Раздав вещи, Тамил отвел меня в сторону:
— Руси, не передумал еще голодовку объявлять?
— Нет, если мои требования не выполнят, то начну.
— Хорошо, послушай несколько советов. В первый день отказывайся от пищи, но не объявляй, просто лежи и говори, мол, есть не хочу. На второй день тоже не объявляй. В камере всегда есть стукачи, они сами скажут кому надо, что ты не ешь. Жди, когда надзиратели придут. С ними тоже не общайся, говори, что только лично с мудиром будешь дела иметь. Могут еще день-два тебя проверять, мудир в курсе будет. Обычно больше трех дней никто не выдерживает. Они тоже будут думать, что ты быстро сдашься. Чтоб легче было голодать, меньше двигайся, не трать энергию, запасись кусковым сахаром, незаметно по одному кусочку соси, но чтоб никто не видел. Намочи полотенце и положи на лоб, незаметно с него воду тоже можно высасывать, тут стукачей много, я покажу, кого знаю, но есть много новых. Главное, чтоб стукачи видели, что ты, правда голодаешь, тогда только мудир и доктор придут. Будут уговаривать. Но ты стой на своем, пока не выполнят, чего ты хочешь, голодай. Все понял?
— Да, понял, только откуда ты знаешь, что так все будет развиваться? Может, по другому сценарию пойдет?
— Да вряд ли! Я за семь лет здесь всякого насмотрелся, будет так, как я говорю, возможны отклонения, но небольшие.

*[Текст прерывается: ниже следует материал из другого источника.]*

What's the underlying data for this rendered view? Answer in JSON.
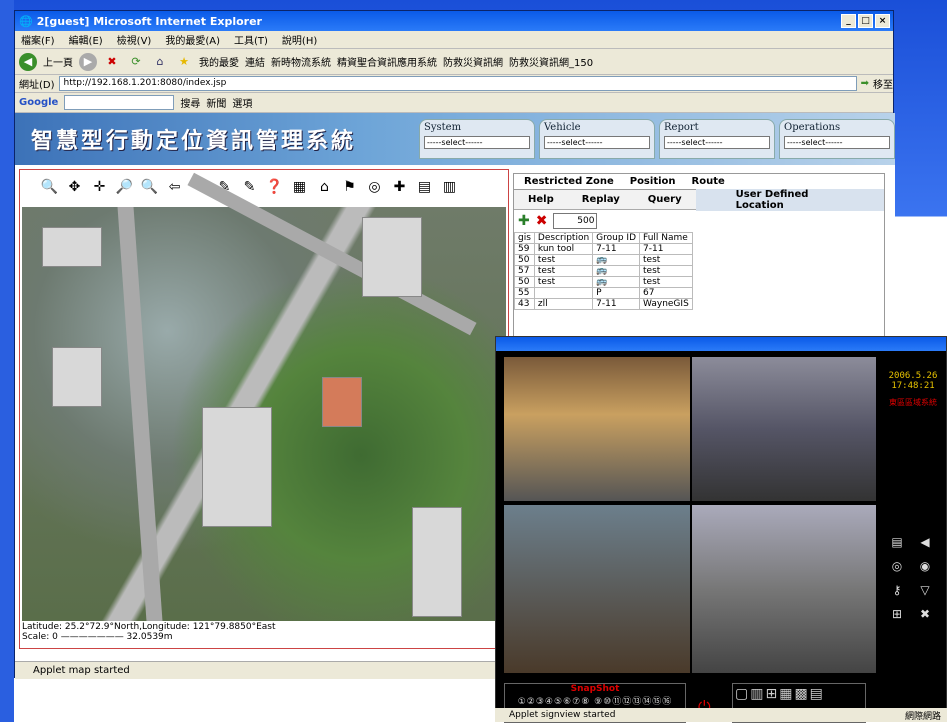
{
  "window": {
    "title": "2[guest]  Microsoft Internet Explorer"
  },
  "menu": [
    "檔案(F)",
    "編輯(E)",
    "檢視(V)",
    "我的最愛(A)",
    "工具(T)",
    "說明(H)"
  ],
  "toolbar": {
    "back": "上一頁",
    "links_label": "連結",
    "favorites": "我的最愛",
    "links": [
      "新時物流系統",
      "精資聖合資訊應用系統",
      "防救災資訊網",
      "防救災資訊網_150"
    ]
  },
  "address": {
    "label": "網址(D)",
    "value": "http://192.168.1.201:8080/index.jsp",
    "go": "移至"
  },
  "google": {
    "logo": "Google",
    "search": "搜尋",
    "news": "新聞",
    "options": "選項"
  },
  "app": {
    "banner_title": "智慧型行動定位資訊管理系統",
    "menus": [
      {
        "name": "System",
        "select": "-----select------"
      },
      {
        "name": "Vehicle",
        "select": "-----select------"
      },
      {
        "name": "Report",
        "select": "-----select------"
      },
      {
        "name": "Operations",
        "select": "-----select------"
      }
    ],
    "map_tools": [
      "🔍",
      "✥",
      "✛",
      "🔎",
      "🔍",
      "⇦",
      "⇨",
      "✎",
      "✎",
      "❓",
      "▦",
      "⌂",
      "⚑",
      "◎",
      "✚",
      "▤",
      "▥"
    ],
    "map_info": {
      "lat": "Latitude: 25.2°72.9°North,Longitude: 121°79.8850°East",
      "scale": "Scale: 0 ——————— 32.0539m"
    },
    "panel": {
      "tabs": [
        "Restricted Zone",
        "Position",
        "Route"
      ],
      "subtabs": [
        "Help",
        "Replay",
        "Query",
        "User Defined Location"
      ],
      "qty": "500",
      "columns": [
        "gis",
        "Description",
        "Group ID",
        "Full Name"
      ],
      "rows": [
        [
          "59",
          "kun tool",
          "7-11",
          "7-11"
        ],
        [
          "50",
          "test",
          "🚌",
          "test"
        ],
        [
          "57",
          "test",
          "🚌",
          "test"
        ],
        [
          "50",
          "test",
          "🚌",
          "test"
        ],
        [
          "55",
          "",
          "P",
          "67"
        ],
        [
          "43",
          "zll",
          "7-11",
          "WayneGIS"
        ]
      ]
    }
  },
  "status": "Applet map started",
  "camera": {
    "clock": {
      "date": "2006.5.26",
      "time": "17:48:21"
    },
    "zone": "東區區域系統",
    "snapshot": "SnapShot",
    "channels": "①②③④⑤⑥⑦⑧ ⑨⑩⑪⑫⑬⑭⑮⑯",
    "status": "Applet signview started",
    "net": "網際網路"
  }
}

— Понятно. Ты куда потом, в Италию?
— Да, паспорт получу, вызов оформлю и к отцу поеду!
Мы еще поговорили с бывшим паханом, он, как и обещал, показал тайных агентов моршедов, причем среди них оказались и те, на кого бы никогда не подумал. Потом пошли глашатаи, выкрикнули его фамилию. Тони со всеми обнялся, пожал руки, последним подошел ко мне:
— Ну, Руси, давай! Держись! Я знаю, что ты не виновен, просто правосудие у нас такое, в тюрьму быстро попасть можно, а вот выйти проблема!
Мы обнялись, Тони помахал всем рукой и вышел из камеры, больше я его никогда в своей жизни не видел.
После освобождения Тони все бразды правления в камере взял некто Куккий. Новый пахан имел облик низкорослого 45-летнего здоровяка с мощными руками и бычьей шеей. Профессиональный сутенер, имел пятую ходку за страсть к гашишу. В Тунисе очень суровые законы, и те, кто курит «травку», очень рискуют. За простое курение минимальный срок заключения год, за хранение и продажу — до 20 лет.
Куккий как сутенер ни разу не привлекался, зато за гашиш в общей сложности провел в местах заключения 12 лет. Полгода назад он получил «пятерку» за курение и хранение «травки-балдейки».
Не знаю, как его назначили капраном, так как он был патологически ленив, большую часть суток любил проводить в горизонтальном положении и был большой мастак пожрать. Правда, за плечами «висел» приличный тюремный срок, имел определенный вес среди братвы, был не глуп и отличался большой физической силой — в молодые годы занимался тяжелой атлетикой и борьбой. Также Куккий неплохо знал французский и английский языки — профессия обязывала.
До знакомства с новоявленным паханом считал проституцию в мусульманских странах казуистикой. Но после общения с ним за весь мусульманский мир не скажу, но авторитетно заявляю, что в Тунисе проституция поставлена на широкую ногу. Вербуют кадры в основном из разведенок и вдов, есть и иностранки, приезжающие на «заработки» из соседних Ливии и Алжира, вовлекают и деревенских дурочек, приехавших в город на учебу или на заработки. Спектр услуг не отличается от европейских.
У тунисских сутенеров своя мафия, все друг друга знают и давно поделили зоны влияния. У них даже особая наколка имеется. На верхних веках глаза вытатуированы. «Работают» по отелям, барам, дискотекам. «Отдыхают» клиенты в специально снятых домах и квартирах. «Крышуют» их полицаи, так что проблем обычно не возникает. В тюрьму попадают исключительно индивидуалки, которые торгуют своим телом, игнорируя профессионалов. Последние, как правило, чаще всего их и «сдают», убирая таким образом нежелательных конкурентов.